With this in mind we can see that there are certain things we can influence by the decisions we make and our actions resulting from those and certain things we cannot influence – they just happen. You can call it fate, good or bad luck or whatever is appropriate in your culture. The first important point here is that you have to accept that there are things you cannot influence and therefore you should not worry about them. You should just accept them. The trick then lies in where we draw the line.

And here comes the second point – always do the best you can. That is the the best we can with the resources available such as time, intellectual capacity, money or influence at the time. You will have to make some trade offs but if they appear to be the most sensible actions to take at the time when things are happening, then that’s exactly what they are. If things go well, perfect. If they don’t, we should learn from the past but never regret having done what we did. The dots might connect just a little bit later on.

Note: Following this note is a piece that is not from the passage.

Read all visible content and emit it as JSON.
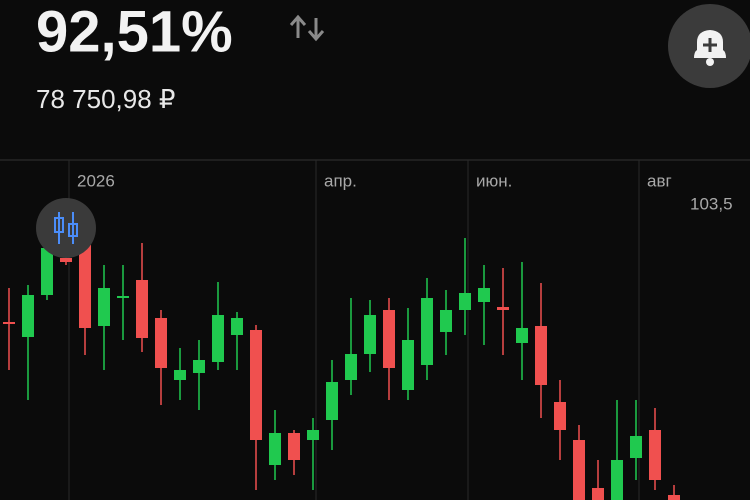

Here is a recent example from my life. I got to a final round of interviews with BCG, a leading strategy consultancy, and I really wanted that job. I spent almost all my time in the three weeks preceding that interview preparing for it and when I was entering their offices, I felt I have prepared the best I could have. Eventually, I did not end up getting an offer from them. I could have been regretting the fact I did not get it or that I spent all that time in preparation for nothing but that would defeat the whole point. I did the best I could have done and what made most sense at the time. I had nothing to regret and was able to look forward to other opportunities. I now have two other great consulting offers and most importantly, a clear mind.

So to summarise, the key to never regretting is acting in a way so that we never have to. That is doing the best we can right now to maximise the sphere of our influence and accept that from there on, things will just happen and there is nothing we can do about it.